What the economists [of the eighteenth and nineteenth centuries] understood for the first time was that the market as it had grown up was an effective way of making men take part in a process more complex and extended than he could comprehend and that it was through the market that he was made to contribute ‘to ends which were no part of his purpose’ [to quote from Adam Smith] . . .
The true basis of [the individualist’s] argument is that nobody can know who knows best and that the only way by which we can find out is through a social process in which everybody is allowed to try and see what he can do.
The fundamental assumption here as elsewhere is the unlimited variety of human gifts and skills and the consequent ignorance of any single individual of most of what is known to all the members of society taken together.
Individual Freedom with Limited Government
If we take Hayek’s argument to heart, we must not only doubt but strongly challenge the arrogance and hubris expressed by all those in the public policy arena who assert a presumed knowledge to know how to guide, direct, redesign, regulate and plan the society in a manner better than allowing the free interactions of multitudes of individuals within a general system of individual rights to life, liberty and honestly acquired property, with enforcement of all contracts and agreements freely and non-fraudulently entered into.
As Hayek went on to say, this also implies a society in which individuals reap the benefits of all peaceful rewards they have earned, but also must be willing to bear the losses and disappointments when outcomes are not always to their liking.
Thus, while such a free society rejects any and all political forms of favor, privilege and artificial status, it also operates on the basis of market-resulting inequalities of material and other outcomes under a regime of impartial and equal individual rights before the law. Either all people are treated equally before the law with resulting unequal economic outcomes, or government treats individuals unequally in the attempt to assure more equal economic results.

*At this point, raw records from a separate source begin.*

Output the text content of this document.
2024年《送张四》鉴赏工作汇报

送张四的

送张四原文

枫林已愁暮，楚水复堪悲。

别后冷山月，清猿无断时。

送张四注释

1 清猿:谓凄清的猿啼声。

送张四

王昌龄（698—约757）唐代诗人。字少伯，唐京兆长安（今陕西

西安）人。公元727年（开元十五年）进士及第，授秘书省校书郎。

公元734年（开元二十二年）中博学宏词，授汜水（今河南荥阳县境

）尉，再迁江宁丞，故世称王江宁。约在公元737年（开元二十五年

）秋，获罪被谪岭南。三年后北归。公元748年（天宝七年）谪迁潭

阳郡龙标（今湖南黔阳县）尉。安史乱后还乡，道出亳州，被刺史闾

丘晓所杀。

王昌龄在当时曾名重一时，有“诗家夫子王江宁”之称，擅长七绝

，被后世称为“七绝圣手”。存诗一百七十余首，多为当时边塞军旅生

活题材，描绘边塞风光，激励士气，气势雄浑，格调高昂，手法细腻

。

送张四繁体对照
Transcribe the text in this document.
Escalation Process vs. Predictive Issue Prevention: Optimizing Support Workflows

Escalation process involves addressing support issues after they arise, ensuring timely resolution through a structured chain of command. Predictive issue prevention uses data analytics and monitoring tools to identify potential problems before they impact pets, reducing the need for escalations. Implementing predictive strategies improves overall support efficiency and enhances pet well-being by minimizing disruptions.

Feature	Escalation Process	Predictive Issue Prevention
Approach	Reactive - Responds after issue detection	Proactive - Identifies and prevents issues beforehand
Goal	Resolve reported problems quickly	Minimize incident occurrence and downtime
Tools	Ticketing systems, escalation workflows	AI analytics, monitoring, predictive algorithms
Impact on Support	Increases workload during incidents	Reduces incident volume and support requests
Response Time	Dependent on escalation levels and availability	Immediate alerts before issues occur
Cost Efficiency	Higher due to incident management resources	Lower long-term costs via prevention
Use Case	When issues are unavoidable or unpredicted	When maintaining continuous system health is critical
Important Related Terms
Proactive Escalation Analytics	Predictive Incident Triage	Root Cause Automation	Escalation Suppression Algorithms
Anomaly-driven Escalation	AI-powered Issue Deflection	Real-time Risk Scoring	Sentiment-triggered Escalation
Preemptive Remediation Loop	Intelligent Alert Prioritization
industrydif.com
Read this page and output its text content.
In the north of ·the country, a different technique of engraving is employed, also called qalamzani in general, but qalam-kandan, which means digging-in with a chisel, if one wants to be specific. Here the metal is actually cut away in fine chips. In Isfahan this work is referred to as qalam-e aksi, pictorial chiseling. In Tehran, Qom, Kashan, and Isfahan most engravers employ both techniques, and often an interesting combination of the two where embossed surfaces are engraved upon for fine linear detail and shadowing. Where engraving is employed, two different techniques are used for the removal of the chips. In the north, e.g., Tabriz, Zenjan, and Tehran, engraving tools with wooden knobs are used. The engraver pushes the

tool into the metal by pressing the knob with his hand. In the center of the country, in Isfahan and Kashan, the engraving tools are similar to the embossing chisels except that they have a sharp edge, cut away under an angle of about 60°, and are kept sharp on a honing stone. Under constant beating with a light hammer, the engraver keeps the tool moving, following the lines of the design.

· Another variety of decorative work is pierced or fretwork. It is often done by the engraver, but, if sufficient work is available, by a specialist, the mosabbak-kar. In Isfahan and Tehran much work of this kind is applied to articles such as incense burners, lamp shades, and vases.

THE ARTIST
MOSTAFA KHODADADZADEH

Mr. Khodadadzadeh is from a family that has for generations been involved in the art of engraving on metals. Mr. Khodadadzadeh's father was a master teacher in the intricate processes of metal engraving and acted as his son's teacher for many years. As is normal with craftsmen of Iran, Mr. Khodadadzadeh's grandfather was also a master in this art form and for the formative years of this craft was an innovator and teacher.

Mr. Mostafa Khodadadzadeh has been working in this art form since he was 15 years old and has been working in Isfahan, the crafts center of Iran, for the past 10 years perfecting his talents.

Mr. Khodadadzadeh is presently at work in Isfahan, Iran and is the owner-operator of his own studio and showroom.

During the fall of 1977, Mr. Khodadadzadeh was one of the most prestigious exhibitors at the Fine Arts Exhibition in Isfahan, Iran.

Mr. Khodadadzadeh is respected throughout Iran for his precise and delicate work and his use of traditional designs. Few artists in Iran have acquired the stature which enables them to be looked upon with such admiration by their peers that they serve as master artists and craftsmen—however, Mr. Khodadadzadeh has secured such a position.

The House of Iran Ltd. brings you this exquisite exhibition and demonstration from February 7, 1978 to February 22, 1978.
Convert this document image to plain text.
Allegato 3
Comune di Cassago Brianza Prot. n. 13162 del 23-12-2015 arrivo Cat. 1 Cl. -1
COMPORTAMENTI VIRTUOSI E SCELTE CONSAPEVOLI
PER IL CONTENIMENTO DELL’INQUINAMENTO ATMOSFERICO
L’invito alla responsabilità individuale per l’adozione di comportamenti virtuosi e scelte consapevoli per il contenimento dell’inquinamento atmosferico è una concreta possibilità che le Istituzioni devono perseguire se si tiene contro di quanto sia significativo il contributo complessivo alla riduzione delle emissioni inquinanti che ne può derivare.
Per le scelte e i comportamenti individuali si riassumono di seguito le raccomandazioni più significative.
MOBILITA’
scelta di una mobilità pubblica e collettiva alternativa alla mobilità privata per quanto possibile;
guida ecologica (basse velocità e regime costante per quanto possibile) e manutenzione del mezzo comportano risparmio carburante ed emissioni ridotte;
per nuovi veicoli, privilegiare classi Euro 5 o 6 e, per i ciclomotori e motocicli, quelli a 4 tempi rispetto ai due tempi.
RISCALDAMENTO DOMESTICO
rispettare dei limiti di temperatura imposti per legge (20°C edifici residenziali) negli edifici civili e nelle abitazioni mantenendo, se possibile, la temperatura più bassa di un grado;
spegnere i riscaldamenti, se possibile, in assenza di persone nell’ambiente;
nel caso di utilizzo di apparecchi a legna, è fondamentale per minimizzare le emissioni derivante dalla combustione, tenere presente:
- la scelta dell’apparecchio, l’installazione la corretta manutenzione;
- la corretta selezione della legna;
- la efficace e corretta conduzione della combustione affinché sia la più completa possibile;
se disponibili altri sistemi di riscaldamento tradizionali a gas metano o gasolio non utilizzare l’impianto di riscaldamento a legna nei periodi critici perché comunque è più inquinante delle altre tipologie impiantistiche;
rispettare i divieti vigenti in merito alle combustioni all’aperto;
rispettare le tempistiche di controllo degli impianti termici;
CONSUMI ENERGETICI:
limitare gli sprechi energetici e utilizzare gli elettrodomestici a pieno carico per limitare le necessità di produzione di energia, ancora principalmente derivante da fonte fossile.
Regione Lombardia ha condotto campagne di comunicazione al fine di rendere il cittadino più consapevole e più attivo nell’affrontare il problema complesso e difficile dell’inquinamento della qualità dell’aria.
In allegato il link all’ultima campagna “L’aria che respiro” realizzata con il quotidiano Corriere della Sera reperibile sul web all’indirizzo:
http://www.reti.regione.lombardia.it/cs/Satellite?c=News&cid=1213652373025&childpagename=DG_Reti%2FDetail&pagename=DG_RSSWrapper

Hayek ended his lecture with a question and an observation that is as relevant today as when he delivered it 70 years ago:
The fundamental attitude of true individualism is one of humility towards the processes by which mankind has achieved things which have not been designed or understood by any individual and are indeed greater than individual minds. The great question at this moment is whether man’s mind will be allowed to continue to grow as part of this process or whether human reason is to place itself in chains of its own making.
What individualism teaches us is that society is greater than the individual only in so far as it is free. In so far as it is controlled or directed, it is limited to the powers of the individual minds which control or direct it.
Which direction will the twenty-first century follow: individual free minds or politically managed minds? That is the question for all of us to answer.